Half of workers feel pressured to come to work when ill


Staff ill health

You’ve nearly made it through the week and feel like rewarding yourself with a duvet day? Think again, the more realistic picture is you’ve a horrible virus but have staggered into work regardless, rather than risk the wrath of a disbelieving boss. New research this week found that nearly half of all workers feel pressurised to come into work by their line manager when they are ill. “Under Pressure” from Adecco Retail also found that far from “shirking from  home”, a third of the 1,000 people interviewed (31 per cent) feel expected to carry on working from home even when sick.

The study also reveals a marked difference in attitudes dependent on a worker’s age, with three-quarters (78 per cent) of 16-24 year olds feeling pressured to come into work when ill compared to less than a third (30 per cent) of those over 55.  Reportedly, the pressure is greater on women: whilst just a third (36 per cent) of men feel pressurised, over half (53 per cent) of women feel they need to come in even though they are ill.

There are also massive regional differences – workers in Belfast are the toughest and most likely to go to work – nearly three-quarters (71 per cent) never take a sick day, while those in Plymouth are the least likely to come in all year – less than a third (31 per cent) never take a sick day.

Steven Kirkpatrick, Managing Director at Adecco Retail said: “With almost half of us feeling pressurised to come into work when ill, there are millions of workers at the office when they should really be at home.  We found that ill workers are much less productive (most workers (61 per cent) said they were up to 50 per cent less productive). We advise ill workers to stay at home and suggest employers, for the good of their whole team, encourage those with illness to rest and recuperate.”

Worryingly, bad management is causing stress at work for half (47 per cent) of all workers, and long hours are causing work place stress for over a third (37 per cent) of us. Bullying from colleagues affects one in five workers (19 per cent). Four in ten (42 per cent) said an overly heavy workload was affecting their well-being at work.

Said Kirkpatrick: “Stress at work is also something employers need to be aware of.  Long hours, bullying and bad management are causing stress for large numbers of British workers. This in turn leads to days off. In order to keep the financial implications of sick days down to a minimum, employers need to address these issues head on to ensure an engaged and happy workforce”.

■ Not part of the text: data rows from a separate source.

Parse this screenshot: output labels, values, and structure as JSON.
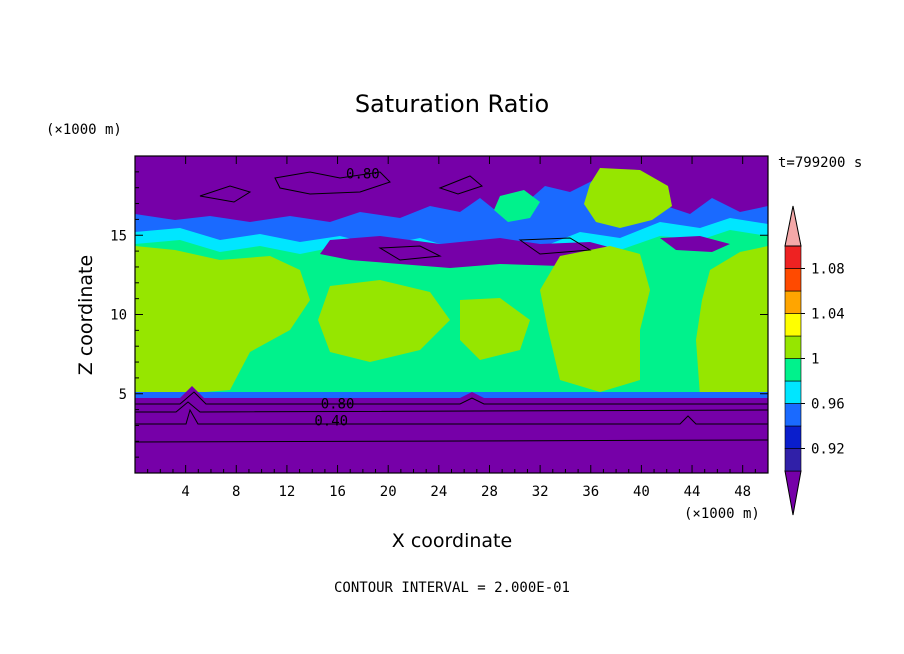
{
  "chart_data": {
    "type": "heatmap",
    "title": "Saturation Ratio",
    "xlabel": "X coordinate",
    "ylabel": "Z coordinate",
    "x_unit": "(×1000 m)",
    "y_unit": "(×1000 m)",
    "time_label": "t=799200 s",
    "footer": "CONTOUR INTERVAL = 2.000E-01",
    "xlim": [
      0,
      50
    ],
    "ylim": [
      0,
      20
    ],
    "x_ticks": [
      4,
      8,
      12,
      16,
      20,
      24,
      28,
      32,
      36,
      40,
      44,
      48
    ],
    "y_ticks": [
      5,
      10,
      15
    ],
    "contour_labels": [
      {
        "text": "0.80",
        "x": 18,
        "z": 18.9
      },
      {
        "text": "0.80",
        "x": 16,
        "z": 4.4
      },
      {
        "text": "0.40",
        "x": 15.5,
        "z": 3.3
      }
    ],
    "colorbar": {
      "tick_labels": [
        "1.08",
        "1.04",
        "1",
        "0.96",
        "0.92"
      ],
      "tick_levels": [
        1.08,
        1.04,
        1.0,
        0.96,
        0.92
      ],
      "levels": [
        0.9,
        0.92,
        0.94,
        0.96,
        0.98,
        1.0,
        1.02,
        1.04,
        1.06,
        1.08,
        1.1
      ],
      "colors": [
        "#7600A8",
        "#3020A8",
        "#0A1ECC",
        "#1A6AFF",
        "#00E6FF",
        "#00F28C",
        "#96E600",
        "#FFFF00",
        "#FFA500",
        "#FF4A00",
        "#EE2222",
        "#F4A8A8"
      ]
    }
  }
}
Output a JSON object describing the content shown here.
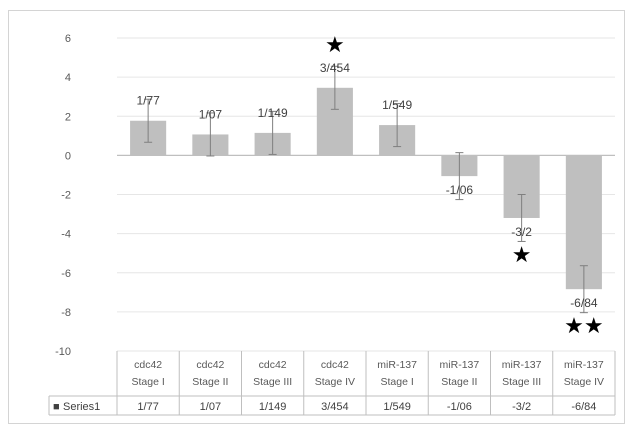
{
  "chart_data": {
    "type": "bar",
    "categories": [
      [
        "cdc42",
        "Stage I"
      ],
      [
        "cdc42",
        "Stage II"
      ],
      [
        "cdc42",
        "Stage III"
      ],
      [
        "cdc42",
        "Stage IV"
      ],
      [
        "miR-137",
        "Stage I"
      ],
      [
        "miR-137",
        "Stage II"
      ],
      [
        "miR-137",
        "Stage III"
      ],
      [
        "miR-137",
        "Stage IV"
      ]
    ],
    "series": [
      {
        "name": "Series1",
        "values": [
          1.77,
          1.07,
          1.149,
          3.454,
          1.549,
          -1.06,
          -3.2,
          -6.84
        ],
        "labels": [
          "1/77",
          "1/07",
          "1/149",
          "3/454",
          "1/549",
          "-1/06",
          "-3/2",
          "-6/84"
        ],
        "error": [
          1.1,
          1.1,
          1.1,
          1.1,
          1.1,
          1.2,
          1.2,
          1.2
        ],
        "color": "#bfbfbf"
      }
    ],
    "ylim": [
      -10,
      6
    ],
    "yticks": [
      6,
      4,
      2,
      0,
      -2,
      -4,
      -6,
      -8,
      -10
    ],
    "grid": true,
    "data_table": true,
    "legend_marker": "■",
    "annotations": [
      {
        "category_index": 3,
        "stars": 1,
        "position": "above"
      },
      {
        "category_index": 6,
        "stars": 1,
        "position": "below"
      },
      {
        "category_index": 7,
        "stars": 2,
        "position": "below"
      }
    ],
    "star_glyph": "★"
  }
}
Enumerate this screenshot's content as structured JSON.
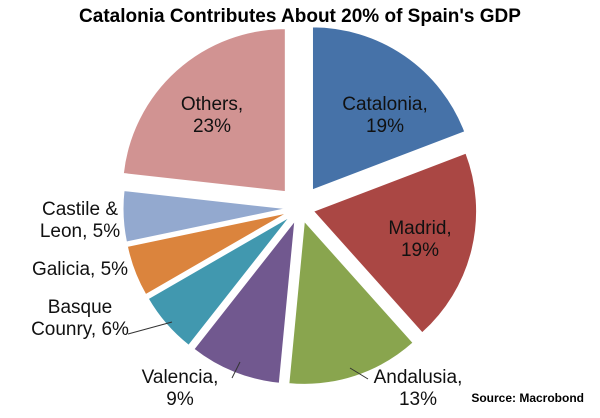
{
  "chart_data": {
    "type": "pie",
    "title": "Catalonia Contributes About 20% of Spain's GDP",
    "source": "Source: Macrobond",
    "slices": [
      {
        "label": [
          "Catalonia,",
          "19%"
        ],
        "value": 19,
        "color": "#4672A8"
      },
      {
        "label": [
          "Madrid,",
          "19%"
        ],
        "value": 19,
        "color": "#AA4744"
      },
      {
        "label": [
          "Andalusia,",
          "13%"
        ],
        "value": 13,
        "color": "#89A54E"
      },
      {
        "label": [
          "Valencia,",
          "9%"
        ],
        "value": 9,
        "color": "#71588F"
      },
      {
        "label": [
          "Basque",
          "Counry, 6%"
        ],
        "value": 6,
        "color": "#4198AF"
      },
      {
        "label": [
          "Galicia, 5%"
        ],
        "value": 5,
        "color": "#DB843D"
      },
      {
        "label": [
          "Castile &",
          "Leon, 5%"
        ],
        "value": 5,
        "color": "#93A9CF"
      },
      {
        "label": [
          "Others,",
          "23%"
        ],
        "value": 23,
        "color": "#D19392"
      }
    ]
  }
}
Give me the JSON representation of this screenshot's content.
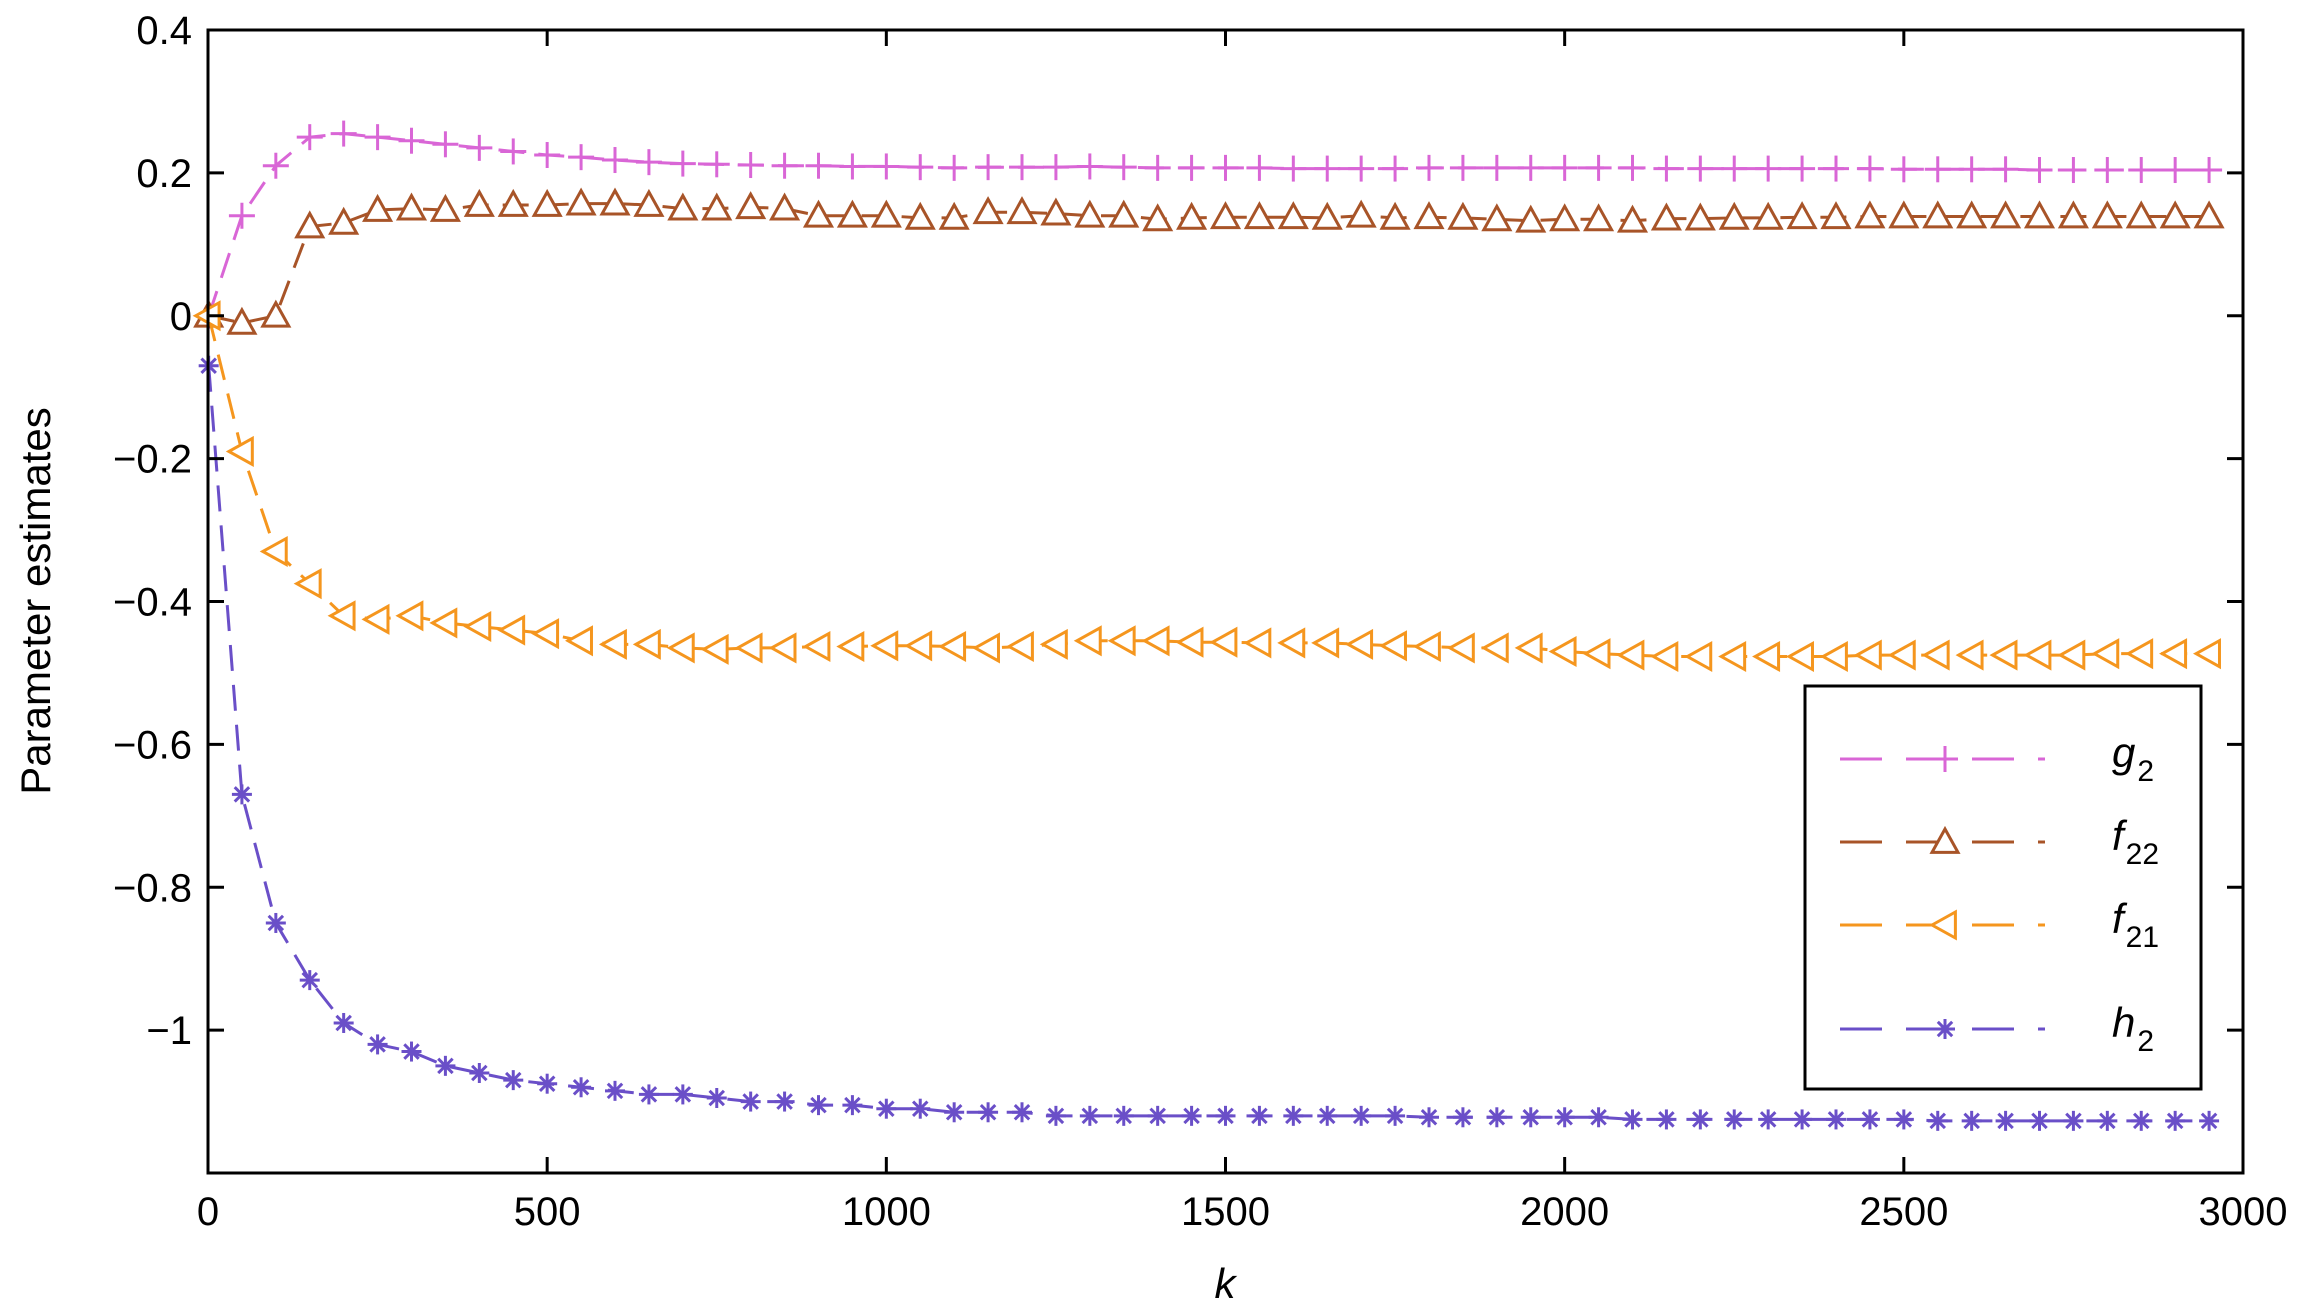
{
  "chart_data": {
    "type": "line",
    "title": "",
    "xlabel": "k",
    "ylabel": "Parameter estimates",
    "xlim": [
      0,
      3000
    ],
    "ylim": [
      -1.2,
      0.4
    ],
    "xticks": [
      0,
      500,
      1000,
      1500,
      2000,
      2500,
      3000
    ],
    "xtick_labels": [
      "0",
      "500",
      "1000",
      "1500",
      "2000",
      "2500",
      "3000"
    ],
    "yticks": [
      0.4,
      0.2,
      0,
      -0.2,
      -0.4,
      -0.6,
      -0.8,
      -1
    ],
    "ytick_labels": [
      "0.4",
      "0.2",
      "0",
      "−0.2",
      "−0.4",
      "−0.6",
      "−0.8",
      "−1"
    ],
    "grid": false,
    "legend_position": "bottom-right",
    "x": [
      1,
      50,
      100,
      150,
      200,
      250,
      300,
      350,
      400,
      450,
      500,
      550,
      600,
      650,
      700,
      750,
      800,
      850,
      900,
      950,
      1000,
      1050,
      1100,
      1150,
      1200,
      1250,
      1300,
      1350,
      1400,
      1450,
      1500,
      1550,
      1600,
      1650,
      1700,
      1750,
      1800,
      1850,
      1900,
      1950,
      2000,
      2050,
      2100,
      2150,
      2200,
      2250,
      2300,
      2350,
      2400,
      2450,
      2500,
      2550,
      2600,
      2650,
      2700,
      2750,
      2800,
      2850,
      2900,
      2950
    ],
    "series": [
      {
        "name": "g",
        "subscript": "2",
        "color": "#D966D6",
        "marker": "plus",
        "values": [
          0.0,
          0.14,
          0.21,
          0.25,
          0.255,
          0.25,
          0.245,
          0.24,
          0.235,
          0.23,
          0.225,
          0.222,
          0.218,
          0.215,
          0.213,
          0.212,
          0.211,
          0.21,
          0.21,
          0.209,
          0.209,
          0.208,
          0.207,
          0.208,
          0.208,
          0.208,
          0.209,
          0.208,
          0.207,
          0.207,
          0.207,
          0.207,
          0.206,
          0.206,
          0.206,
          0.206,
          0.207,
          0.207,
          0.207,
          0.207,
          0.207,
          0.207,
          0.207,
          0.206,
          0.206,
          0.206,
          0.206,
          0.206,
          0.206,
          0.206,
          0.205,
          0.205,
          0.205,
          0.205,
          0.204,
          0.204,
          0.204,
          0.204,
          0.204,
          0.204
        ]
      },
      {
        "name": "f",
        "subscript": "22",
        "color": "#A85428",
        "marker": "triangle-up",
        "values": [
          0.0,
          -0.01,
          0.0,
          0.125,
          0.13,
          0.148,
          0.15,
          0.148,
          0.155,
          0.155,
          0.155,
          0.157,
          0.157,
          0.155,
          0.15,
          0.15,
          0.152,
          0.15,
          0.14,
          0.14,
          0.14,
          0.137,
          0.137,
          0.145,
          0.145,
          0.143,
          0.14,
          0.14,
          0.135,
          0.137,
          0.138,
          0.138,
          0.138,
          0.137,
          0.14,
          0.137,
          0.138,
          0.137,
          0.135,
          0.133,
          0.135,
          0.135,
          0.133,
          0.136,
          0.136,
          0.137,
          0.137,
          0.138,
          0.138,
          0.139,
          0.139,
          0.139,
          0.139,
          0.139,
          0.139,
          0.139,
          0.139,
          0.139,
          0.139,
          0.139
        ]
      },
      {
        "name": "f",
        "subscript": "21",
        "color": "#F5961E",
        "marker": "triangle-left",
        "values": [
          0.0,
          -0.19,
          -0.33,
          -0.375,
          -0.42,
          -0.425,
          -0.42,
          -0.43,
          -0.435,
          -0.44,
          -0.445,
          -0.455,
          -0.46,
          -0.46,
          -0.465,
          -0.467,
          -0.465,
          -0.465,
          -0.463,
          -0.463,
          -0.462,
          -0.462,
          -0.463,
          -0.465,
          -0.463,
          -0.46,
          -0.455,
          -0.455,
          -0.455,
          -0.457,
          -0.457,
          -0.458,
          -0.458,
          -0.458,
          -0.46,
          -0.462,
          -0.463,
          -0.465,
          -0.465,
          -0.465,
          -0.47,
          -0.473,
          -0.475,
          -0.477,
          -0.477,
          -0.477,
          -0.477,
          -0.477,
          -0.477,
          -0.475,
          -0.475,
          -0.475,
          -0.475,
          -0.475,
          -0.475,
          -0.475,
          -0.473,
          -0.473,
          -0.473,
          -0.473
        ]
      },
      {
        "name": "h",
        "subscript": "2",
        "color": "#6A4FC8",
        "marker": "asterisk",
        "values": [
          -0.07,
          -0.67,
          -0.85,
          -0.93,
          -0.99,
          -1.02,
          -1.03,
          -1.05,
          -1.06,
          -1.07,
          -1.075,
          -1.08,
          -1.085,
          -1.09,
          -1.09,
          -1.095,
          -1.1,
          -1.1,
          -1.105,
          -1.105,
          -1.11,
          -1.11,
          -1.115,
          -1.115,
          -1.115,
          -1.12,
          -1.12,
          -1.12,
          -1.12,
          -1.12,
          -1.12,
          -1.12,
          -1.12,
          -1.12,
          -1.12,
          -1.12,
          -1.122,
          -1.122,
          -1.122,
          -1.122,
          -1.122,
          -1.122,
          -1.125,
          -1.125,
          -1.125,
          -1.125,
          -1.125,
          -1.125,
          -1.125,
          -1.125,
          -1.125,
          -1.127,
          -1.127,
          -1.127,
          -1.127,
          -1.127,
          -1.127,
          -1.127,
          -1.127,
          -1.127
        ]
      }
    ]
  }
}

The report also looks at measures employers can take to help cut down on sick days. To stop us throwing sickies, over a third (38 per cent) said being able to do flexitime would stop them pulling a sickie, and another third (37 per cent) said being able to work from home would stop them being off ill.  Four in ten (42 per cent) would like flexible working to cut down sick days. Over half (52 per cent) feel employees should be rewarded for not taking time off sick.

The research also revealed:

  • Half of us (49 per cent) never take a day of sickness. One in five of us (20 per cent) takes one or two days, and 15 per cent takes three or four.
  • Men are more likely than women to come in to work – 54 per cent of men never take a sick day, compared to 45 per cent of women.
  • Older workers are more likely to come in too. Just over a third of 16-24 never take a sick day compared to 59 per cent of over 55s year olds.
  • Colds and flu is the biggest reason for keeping us off work – affecting 57 per cent of those who have taken a sick day over the past year.